Securing your security systems

 

Today‘s connected world is witnessing an unavoidable rise in cyber threats. Although most organizations put great care in securing their core business IT networks, the same standards are often overlooked for physical security networks. This leaves a significant gap for cyber criminals to breach into the corporate network. 


 

There is sometimes the misconception that physical security system network architecture is standalone with no internet access or external accessibility and can therefore not be accessed from an eternal network.

 

However, this is not the case and there are still risks:

  • Physical security systems have Windows-based servers and storage infrastructures which require frequent and timely OS, application patch and firmware updates. Internet access must be provided for these updates, therefore posing a threat.
  • A dissatisfied employee could access the unsecured network and lock, destroy or leak videos stored on the NVR, employee data on the access control or HR system (HR and ACS data is often interlinked), or other sensitive data from the security system.
  • A cyber intruder could simply disable the security system so that it no longer protects the facility, allowing intruders to enter the premises due to ineffective access control. 

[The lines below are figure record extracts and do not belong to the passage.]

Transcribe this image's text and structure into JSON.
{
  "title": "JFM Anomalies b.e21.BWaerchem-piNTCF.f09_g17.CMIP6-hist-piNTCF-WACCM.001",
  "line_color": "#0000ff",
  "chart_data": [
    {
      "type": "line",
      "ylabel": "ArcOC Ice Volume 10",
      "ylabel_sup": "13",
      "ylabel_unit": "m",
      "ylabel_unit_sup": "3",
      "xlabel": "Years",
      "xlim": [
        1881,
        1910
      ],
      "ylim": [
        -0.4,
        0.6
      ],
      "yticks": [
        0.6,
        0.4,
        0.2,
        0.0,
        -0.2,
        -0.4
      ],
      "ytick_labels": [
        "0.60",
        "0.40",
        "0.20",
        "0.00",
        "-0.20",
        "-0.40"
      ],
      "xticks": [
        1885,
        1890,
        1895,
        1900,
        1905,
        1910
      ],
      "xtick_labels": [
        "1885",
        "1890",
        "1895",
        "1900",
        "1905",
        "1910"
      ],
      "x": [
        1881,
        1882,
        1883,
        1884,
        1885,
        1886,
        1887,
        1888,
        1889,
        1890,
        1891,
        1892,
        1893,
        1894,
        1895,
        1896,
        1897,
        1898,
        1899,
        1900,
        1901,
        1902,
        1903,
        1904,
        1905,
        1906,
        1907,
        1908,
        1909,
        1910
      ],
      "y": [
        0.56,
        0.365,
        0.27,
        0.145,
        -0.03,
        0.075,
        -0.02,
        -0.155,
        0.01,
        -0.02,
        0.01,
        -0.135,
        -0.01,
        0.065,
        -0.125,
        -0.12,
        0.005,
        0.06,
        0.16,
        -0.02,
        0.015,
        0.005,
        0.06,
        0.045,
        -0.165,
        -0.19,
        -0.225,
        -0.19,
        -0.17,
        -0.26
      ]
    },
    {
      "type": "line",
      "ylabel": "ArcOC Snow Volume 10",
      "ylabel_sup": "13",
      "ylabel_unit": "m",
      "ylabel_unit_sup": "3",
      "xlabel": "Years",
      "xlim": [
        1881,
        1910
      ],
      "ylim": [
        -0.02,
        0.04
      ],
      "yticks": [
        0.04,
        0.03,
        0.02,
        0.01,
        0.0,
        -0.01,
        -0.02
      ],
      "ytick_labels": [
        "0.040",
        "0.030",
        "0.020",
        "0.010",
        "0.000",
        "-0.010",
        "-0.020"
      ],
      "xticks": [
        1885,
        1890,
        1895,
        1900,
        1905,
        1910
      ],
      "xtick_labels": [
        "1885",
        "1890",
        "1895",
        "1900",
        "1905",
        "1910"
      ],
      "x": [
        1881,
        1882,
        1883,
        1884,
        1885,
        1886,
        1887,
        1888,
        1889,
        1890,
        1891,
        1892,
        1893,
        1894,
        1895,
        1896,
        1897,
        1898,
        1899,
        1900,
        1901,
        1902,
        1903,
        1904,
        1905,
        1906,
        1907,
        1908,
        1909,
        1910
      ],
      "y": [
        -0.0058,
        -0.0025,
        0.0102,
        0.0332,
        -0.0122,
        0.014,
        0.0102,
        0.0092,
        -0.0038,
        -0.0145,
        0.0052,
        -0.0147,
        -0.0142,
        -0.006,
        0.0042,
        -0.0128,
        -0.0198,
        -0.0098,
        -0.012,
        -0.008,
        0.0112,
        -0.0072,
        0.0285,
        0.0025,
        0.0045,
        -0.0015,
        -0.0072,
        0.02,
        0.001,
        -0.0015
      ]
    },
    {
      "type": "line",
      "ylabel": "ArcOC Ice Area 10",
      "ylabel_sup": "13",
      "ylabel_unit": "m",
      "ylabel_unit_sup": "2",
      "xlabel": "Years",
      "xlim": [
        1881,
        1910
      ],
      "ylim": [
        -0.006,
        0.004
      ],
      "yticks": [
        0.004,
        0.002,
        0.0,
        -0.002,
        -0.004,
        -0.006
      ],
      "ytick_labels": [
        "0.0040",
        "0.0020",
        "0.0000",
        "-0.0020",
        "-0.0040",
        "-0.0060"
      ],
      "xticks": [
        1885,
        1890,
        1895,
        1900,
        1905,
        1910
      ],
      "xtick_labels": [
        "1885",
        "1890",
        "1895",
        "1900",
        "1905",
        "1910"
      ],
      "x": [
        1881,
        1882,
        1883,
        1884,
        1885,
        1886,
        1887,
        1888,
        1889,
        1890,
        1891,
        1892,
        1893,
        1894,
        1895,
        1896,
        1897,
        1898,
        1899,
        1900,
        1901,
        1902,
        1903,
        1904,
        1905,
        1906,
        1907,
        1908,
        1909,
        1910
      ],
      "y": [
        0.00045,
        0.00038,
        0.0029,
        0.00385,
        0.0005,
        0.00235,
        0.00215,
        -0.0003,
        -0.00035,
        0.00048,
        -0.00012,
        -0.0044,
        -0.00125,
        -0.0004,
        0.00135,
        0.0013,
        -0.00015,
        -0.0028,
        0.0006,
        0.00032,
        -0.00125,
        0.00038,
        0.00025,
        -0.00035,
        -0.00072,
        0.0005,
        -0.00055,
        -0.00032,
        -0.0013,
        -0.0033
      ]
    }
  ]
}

Recent studies have demonstrated that end point devises, like cameras and card readers, can pose as serious threats – they can be an easy entry point if not adequately secured. The most common infiltration method is using a default/weak password, user ID or through the presence of compromised firmware or software which has not been updated.

 

Although manufacturers typically provide means to safeguard systems, many implementation partners and end users ignore rolling out these procedures and expose the organization to risk.